The Comte and the Chartier

"Qui ouvre la porte de ma chambre funéraire ? J'avais dit que personne n'entrât.
Qui que vous soyez, éloignez-vous".

"Who opens the door of my funerary chamber? I said that no one should enter.Whoever you are, remove yourself".
When I was living in Paris in the early 1970s, one of the cheap restaurants I went to was the Chartier on the Rue Faubourg Montmartre. The Chartier is a bouillon, built in the last years of the 19th century and meant to provide cheap meals to the Parisian working class. I have often returned there in visits over the next few decades. However, it was only fairly recently that I realised that Isidore Ducasse, who wrote under the pseudonym of the Comte de Lautreamont, had met his death in the building that abuts upon the courtyard outside the Chartier.

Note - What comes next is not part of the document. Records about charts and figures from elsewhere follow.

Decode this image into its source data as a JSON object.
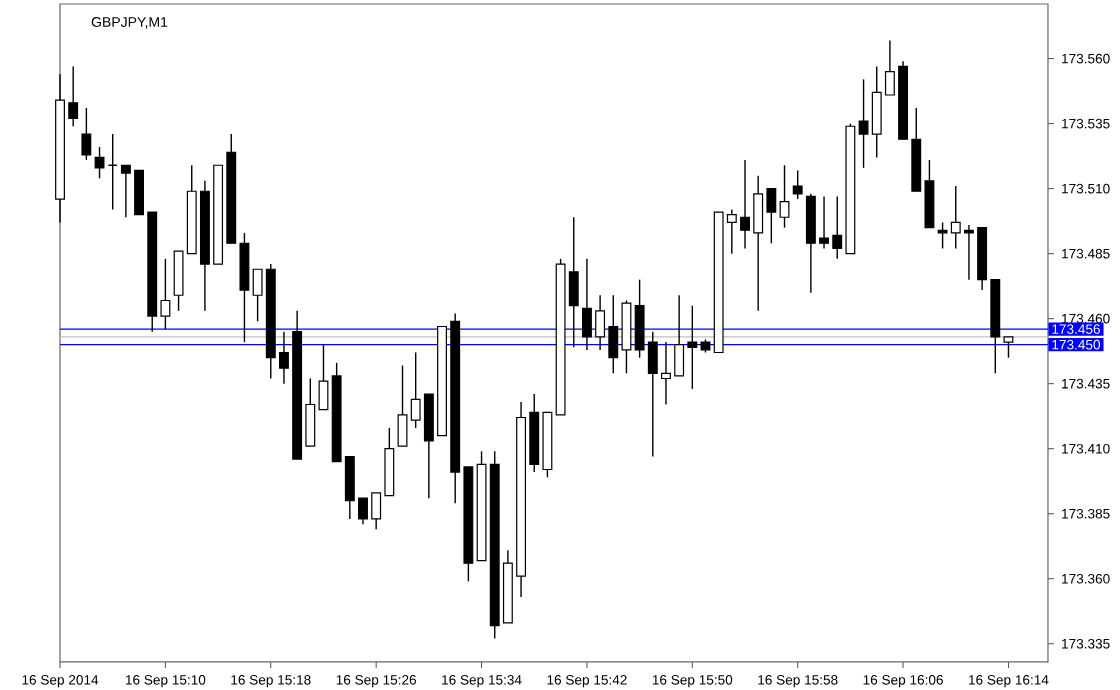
{
  "chart_data": {
    "type": "candlestick",
    "title": "GBPJPY,M1",
    "x": [
      "2014-09-16T15:02",
      "2014-09-16T15:03",
      "2014-09-16T15:04",
      "2014-09-16T15:05",
      "2014-09-16T15:06",
      "2014-09-16T15:07",
      "2014-09-16T15:08",
      "2014-09-16T15:09",
      "2014-09-16T15:10",
      "2014-09-16T15:11",
      "2014-09-16T15:12",
      "2014-09-16T15:13",
      "2014-09-16T15:14",
      "2014-09-16T15:15",
      "2014-09-16T15:16",
      "2014-09-16T15:17",
      "2014-09-16T15:18",
      "2014-09-16T15:19",
      "2014-09-16T15:20",
      "2014-09-16T15:21",
      "2014-09-16T15:22",
      "2014-09-16T15:23",
      "2014-09-16T15:24",
      "2014-09-16T15:25",
      "2014-09-16T15:26",
      "2014-09-16T15:27",
      "2014-09-16T15:28",
      "2014-09-16T15:29",
      "2014-09-16T15:30",
      "2014-09-16T15:31",
      "2014-09-16T15:32",
      "2014-09-16T15:33",
      "2014-09-16T15:34",
      "2014-09-16T15:35",
      "2014-09-16T15:36",
      "2014-09-16T15:37",
      "2014-09-16T15:38",
      "2014-09-16T15:39",
      "2014-09-16T15:40",
      "2014-09-16T15:41",
      "2014-09-16T15:42",
      "2014-09-16T15:43",
      "2014-09-16T15:44",
      "2014-09-16T15:45",
      "2014-09-16T15:46",
      "2014-09-16T15:47",
      "2014-09-16T15:48",
      "2014-09-16T15:49",
      "2014-09-16T15:50",
      "2014-09-16T15:51",
      "2014-09-16T15:52",
      "2014-09-16T15:53",
      "2014-09-16T15:54",
      "2014-09-16T15:55",
      "2014-09-16T15:56",
      "2014-09-16T15:57",
      "2014-09-16T15:58",
      "2014-09-16T15:59",
      "2014-09-16T16:00",
      "2014-09-16T16:01",
      "2014-09-16T16:02",
      "2014-09-16T16:03",
      "2014-09-16T16:04",
      "2014-09-16T16:05",
      "2014-09-16T16:06",
      "2014-09-16T16:07",
      "2014-09-16T16:08",
      "2014-09-16T16:09",
      "2014-09-16T16:10",
      "2014-09-16T16:11",
      "2014-09-16T16:12",
      "2014-09-16T16:13",
      "2014-09-16T16:14"
    ],
    "xlim": [
      "2014-09-16T15:02",
      "2014-09-16T16:17"
    ],
    "xticks": [
      {
        "value": "2014-09-16T15:02",
        "label": "16 Sep 2014"
      },
      {
        "value": "2014-09-16T15:10",
        "label": "16 Sep 15:10"
      },
      {
        "value": "2014-09-16T15:18",
        "label": "16 Sep 15:18"
      },
      {
        "value": "2014-09-16T15:26",
        "label": "16 Sep 15:26"
      },
      {
        "value": "2014-09-16T15:34",
        "label": "16 Sep 15:34"
      },
      {
        "value": "2014-09-16T15:42",
        "label": "16 Sep 15:42"
      },
      {
        "value": "2014-09-16T15:50",
        "label": "16 Sep 15:50"
      },
      {
        "value": "2014-09-16T15:58",
        "label": "16 Sep 15:58"
      },
      {
        "value": "2014-09-16T16:06",
        "label": "16 Sep 16:06"
      },
      {
        "value": "2014-09-16T16:14",
        "label": "16 Sep 16:14"
      }
    ],
    "ohlc": [
      [
        173.506,
        173.554,
        173.497,
        173.544
      ],
      [
        173.543,
        173.557,
        173.534,
        173.537
      ],
      [
        173.531,
        173.541,
        173.521,
        173.523
      ],
      [
        173.522,
        173.526,
        173.514,
        173.518
      ],
      [
        173.519,
        173.531,
        173.502,
        173.519
      ],
      [
        173.519,
        173.519,
        173.499,
        173.516
      ],
      [
        173.517,
        173.517,
        173.5,
        173.5
      ],
      [
        173.501,
        173.501,
        173.455,
        173.461
      ],
      [
        173.461,
        173.483,
        173.456,
        173.467
      ],
      [
        173.469,
        173.486,
        173.463,
        173.486
      ],
      [
        173.485,
        173.519,
        173.485,
        173.509
      ],
      [
        173.509,
        173.513,
        173.463,
        173.481
      ],
      [
        173.481,
        173.519,
        173.481,
        173.519
      ],
      [
        173.524,
        173.531,
        173.489,
        173.489
      ],
      [
        173.489,
        173.493,
        173.451,
        173.471
      ],
      [
        173.469,
        173.479,
        173.459,
        173.479
      ],
      [
        173.479,
        173.481,
        173.437,
        173.445
      ],
      [
        173.447,
        173.455,
        173.435,
        173.441
      ],
      [
        173.455,
        173.463,
        173.406,
        173.406
      ],
      [
        173.411,
        173.437,
        173.411,
        173.427
      ],
      [
        173.425,
        173.45,
        173.425,
        173.436
      ],
      [
        173.438,
        173.443,
        173.405,
        173.405
      ],
      [
        173.407,
        173.407,
        173.383,
        173.39
      ],
      [
        173.391,
        173.391,
        173.381,
        173.383
      ],
      [
        173.383,
        173.393,
        173.379,
        173.393
      ],
      [
        173.392,
        173.418,
        173.392,
        173.41
      ],
      [
        173.411,
        173.442,
        173.411,
        173.423
      ],
      [
        173.421,
        173.447,
        173.418,
        173.429
      ],
      [
        173.431,
        173.431,
        173.391,
        173.413
      ],
      [
        173.415,
        173.457,
        173.415,
        173.457
      ],
      [
        173.459,
        173.462,
        173.389,
        173.401
      ],
      [
        173.403,
        173.403,
        173.359,
        173.366
      ],
      [
        173.367,
        173.409,
        173.367,
        173.404
      ],
      [
        173.404,
        173.409,
        173.337,
        173.342
      ],
      [
        173.343,
        173.371,
        173.343,
        173.366
      ],
      [
        173.361,
        173.428,
        173.353,
        173.422
      ],
      [
        173.424,
        173.431,
        173.401,
        173.404
      ],
      [
        173.402,
        173.424,
        173.399,
        173.424
      ],
      [
        173.423,
        173.483,
        173.423,
        173.481
      ],
      [
        173.478,
        173.499,
        173.449,
        173.465
      ],
      [
        173.464,
        173.483,
        173.448,
        173.453
      ],
      [
        173.453,
        173.469,
        173.448,
        173.463
      ],
      [
        173.457,
        173.469,
        173.439,
        173.445
      ],
      [
        173.448,
        173.467,
        173.439,
        173.466
      ],
      [
        173.465,
        173.475,
        173.445,
        173.448
      ],
      [
        173.451,
        173.455,
        173.407,
        173.439
      ],
      [
        173.437,
        173.451,
        173.427,
        173.439
      ],
      [
        173.438,
        173.469,
        173.438,
        173.45
      ],
      [
        173.451,
        173.465,
        173.433,
        173.449
      ],
      [
        173.451,
        173.452,
        173.447,
        173.448
      ],
      [
        173.447,
        173.501,
        173.447,
        173.501
      ],
      [
        173.497,
        173.502,
        173.485,
        173.5
      ],
      [
        173.499,
        173.521,
        173.487,
        173.494
      ],
      [
        173.493,
        173.515,
        173.463,
        173.508
      ],
      [
        173.51,
        173.51,
        173.489,
        173.501
      ],
      [
        173.499,
        173.519,
        173.495,
        173.505
      ],
      [
        173.511,
        173.517,
        173.506,
        173.508
      ],
      [
        173.507,
        173.508,
        173.47,
        173.489
      ],
      [
        173.491,
        173.507,
        173.487,
        173.489
      ],
      [
        173.492,
        173.507,
        173.483,
        173.487
      ],
      [
        173.485,
        173.535,
        173.485,
        173.534
      ],
      [
        173.536,
        173.552,
        173.518,
        173.531
      ],
      [
        173.531,
        173.557,
        173.522,
        173.547
      ],
      [
        173.546,
        173.567,
        173.546,
        173.555
      ],
      [
        173.557,
        173.559,
        173.529,
        173.529
      ],
      [
        173.529,
        173.541,
        173.509,
        173.509
      ],
      [
        173.513,
        173.521,
        173.495,
        173.495
      ],
      [
        173.494,
        173.497,
        173.487,
        173.493
      ],
      [
        173.493,
        173.511,
        173.487,
        173.497
      ],
      [
        173.494,
        173.496,
        173.475,
        173.493
      ],
      [
        173.495,
        173.495,
        173.471,
        173.475
      ],
      [
        173.475,
        173.475,
        173.439,
        173.453
      ],
      [
        173.451,
        173.453,
        173.445,
        173.453
      ]
    ],
    "ylim": [
      173.328,
      173.581
    ],
    "yticks": [
      {
        "value": 173.335,
        "label": "173.335"
      },
      {
        "value": 173.36,
        "label": "173.360"
      },
      {
        "value": 173.385,
        "label": "173.385"
      },
      {
        "value": 173.41,
        "label": "173.410"
      },
      {
        "value": 173.435,
        "label": "173.435"
      },
      {
        "value": 173.46,
        "label": "173.460"
      },
      {
        "value": 173.485,
        "label": "173.485"
      },
      {
        "value": 173.51,
        "label": "173.510"
      },
      {
        "value": 173.535,
        "label": "173.535"
      },
      {
        "value": 173.56,
        "label": "173.560"
      }
    ],
    "ref_lines": [
      {
        "axis": "y",
        "value": 173.453,
        "color": "#c0c0c0"
      },
      {
        "axis": "y",
        "value": 173.456,
        "label": "173.456",
        "color": "#0000ff"
      },
      {
        "axis": "y",
        "value": 173.45,
        "label": "173.450",
        "color": "#0000ff"
      }
    ],
    "grid": false
  }
}
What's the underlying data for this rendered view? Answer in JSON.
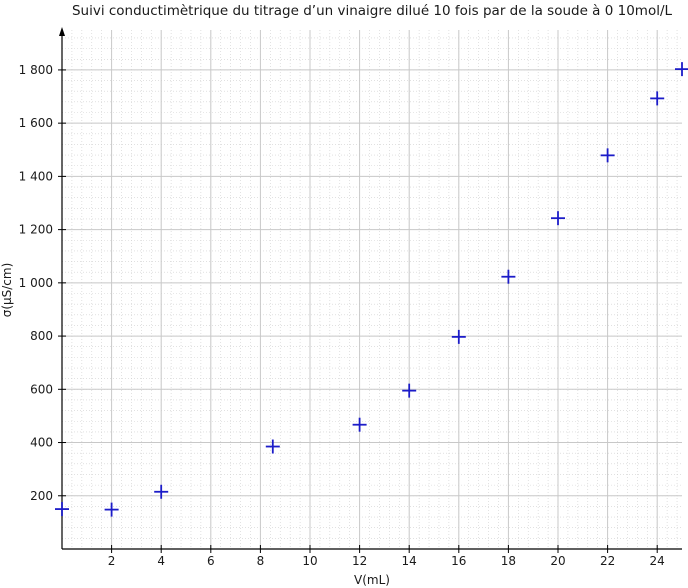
{
  "chart_data": {
    "type": "scatter",
    "title": "Suivi conductimètrique du titrage d’un vinaigre dilué 10 fois par de la soude à 0 10mol/L",
    "xlabel": "V(mL)",
    "ylabel": "σ(µS/cm)",
    "xlim": [
      0,
      25
    ],
    "ylim": [
      0,
      1950
    ],
    "xticks": [
      2,
      4,
      6,
      8,
      10,
      12,
      14,
      16,
      18,
      20,
      22,
      24
    ],
    "yticks": [
      200,
      400,
      600,
      800,
      1000,
      1200,
      1400,
      1600,
      1800
    ],
    "ytick_labels": [
      "200",
      "400",
      "600",
      "800",
      "1 000",
      "1 200",
      "1 400",
      "1 600",
      "1 800"
    ],
    "grid": true,
    "marker": "plus",
    "series": [
      {
        "color": "#1c1cc8",
        "x": [
          0,
          2,
          4,
          8.5,
          12,
          14,
          16,
          18,
          20,
          22,
          24,
          25
        ],
        "y": [
          150,
          148,
          215,
          385,
          467,
          595,
          797,
          1023,
          1243,
          1479,
          1693,
          1803
        ]
      }
    ]
  }
}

Ducasse's life was murky and obscure as was his death which took place on 24th November 1870. This would have been during the Prussian siege of Paris. No details of the circumstances of his death are available, hardly surprising when many were dying of privation in this period. Did he starve to death, take his own life, perhaps die of TB or less likely, was he murdered? He was scraping for a living at this point in his life, so the first two scenarios seem the most likely.
The quote above is from Maldoror, the staggering book penned by Ducasse and hailed by Breton and his fellow Surrealists.